Her yere yayılan odunsu koku bu adamdan geliyor olsa gerek, diye içinden geçirirken kendini zorlayarak adama gülümsedi.

"Nasıl yardımcı olabilirim?" diye sordu adam. Görevli kişi o olmalıydı ve yüzündeki şaşkın ifadeye bakılırsa Gökçe'nin neden gözüne beyaz ışık tutulmuş bir tavşan misali kendisine baktığını merak ediyordu.

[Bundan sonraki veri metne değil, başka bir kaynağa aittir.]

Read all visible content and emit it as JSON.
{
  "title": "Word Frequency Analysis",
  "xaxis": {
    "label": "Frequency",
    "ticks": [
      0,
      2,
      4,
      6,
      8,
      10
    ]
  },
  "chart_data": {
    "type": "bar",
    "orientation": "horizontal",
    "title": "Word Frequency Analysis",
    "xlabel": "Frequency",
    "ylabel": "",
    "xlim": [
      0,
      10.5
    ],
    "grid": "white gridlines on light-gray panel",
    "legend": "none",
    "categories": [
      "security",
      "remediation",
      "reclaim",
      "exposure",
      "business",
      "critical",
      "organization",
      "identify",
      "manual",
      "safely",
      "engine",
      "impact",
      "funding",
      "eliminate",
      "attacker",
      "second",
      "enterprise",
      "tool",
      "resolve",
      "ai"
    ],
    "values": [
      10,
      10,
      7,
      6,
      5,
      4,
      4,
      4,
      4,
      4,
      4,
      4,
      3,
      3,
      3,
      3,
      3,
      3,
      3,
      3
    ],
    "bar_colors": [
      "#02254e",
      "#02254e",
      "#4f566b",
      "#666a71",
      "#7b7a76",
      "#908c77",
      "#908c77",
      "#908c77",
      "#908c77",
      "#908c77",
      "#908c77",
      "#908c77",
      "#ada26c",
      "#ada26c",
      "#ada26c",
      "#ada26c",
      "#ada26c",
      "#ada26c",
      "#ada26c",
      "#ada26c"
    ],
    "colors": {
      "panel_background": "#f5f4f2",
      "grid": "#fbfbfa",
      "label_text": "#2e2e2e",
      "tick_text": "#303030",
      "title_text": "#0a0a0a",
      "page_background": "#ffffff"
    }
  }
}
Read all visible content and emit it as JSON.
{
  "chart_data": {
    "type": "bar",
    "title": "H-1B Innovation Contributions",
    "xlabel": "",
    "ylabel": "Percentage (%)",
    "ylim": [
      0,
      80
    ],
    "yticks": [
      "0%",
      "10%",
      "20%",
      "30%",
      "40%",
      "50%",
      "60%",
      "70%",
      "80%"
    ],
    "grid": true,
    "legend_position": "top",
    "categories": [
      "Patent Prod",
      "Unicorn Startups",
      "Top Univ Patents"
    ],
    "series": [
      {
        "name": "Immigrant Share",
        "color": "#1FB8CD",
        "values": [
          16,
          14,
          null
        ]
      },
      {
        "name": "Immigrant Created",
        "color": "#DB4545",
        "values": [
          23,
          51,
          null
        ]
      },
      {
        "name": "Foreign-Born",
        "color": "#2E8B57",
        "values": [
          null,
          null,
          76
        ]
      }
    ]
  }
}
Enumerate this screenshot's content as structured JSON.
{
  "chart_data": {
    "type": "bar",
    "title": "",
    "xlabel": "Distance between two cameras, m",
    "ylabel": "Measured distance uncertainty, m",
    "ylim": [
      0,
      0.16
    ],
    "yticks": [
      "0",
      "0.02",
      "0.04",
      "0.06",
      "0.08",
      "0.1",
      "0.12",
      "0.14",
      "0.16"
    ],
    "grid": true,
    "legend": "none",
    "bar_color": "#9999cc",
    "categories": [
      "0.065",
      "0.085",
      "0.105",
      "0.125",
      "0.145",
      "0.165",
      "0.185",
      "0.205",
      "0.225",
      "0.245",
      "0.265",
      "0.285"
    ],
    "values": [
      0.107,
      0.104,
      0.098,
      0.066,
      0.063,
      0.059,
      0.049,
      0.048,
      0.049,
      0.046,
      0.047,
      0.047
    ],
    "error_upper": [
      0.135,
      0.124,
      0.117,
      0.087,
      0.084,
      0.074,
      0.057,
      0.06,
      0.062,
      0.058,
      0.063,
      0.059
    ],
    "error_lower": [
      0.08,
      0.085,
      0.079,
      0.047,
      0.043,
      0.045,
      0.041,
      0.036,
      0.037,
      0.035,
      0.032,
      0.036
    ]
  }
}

"Öncelikle," dedi Gökçe toparlanmaya çalışarak ve elini kulak memesine götürdükten sonra duvara hafifçe vurdu. "maşallah."

Arzu eğer imkanı olsa onu oracıkta bırakıp eve giderdi. Utançtan yerin dibine girmişti. Elini başına götürerek alnını kaşır gibi yapıyordu.

Araya girerek "Kiralamak için gelmiştik." diyebildi Arzu. Erkek arkadaş kiralama sözü ona hala tuhaf geliyordu, bu nedenle yalnızca kiralamak kelimesini kullanmak gözüne daha az garip görünmüştü.

"Modellerimizi size göstermeme izin verin o halde." dedi adam ve dar bir koridorun ışıklarını açtıktan sonra yürümeye başladı. "Buyurun, beni takip edin lütfen."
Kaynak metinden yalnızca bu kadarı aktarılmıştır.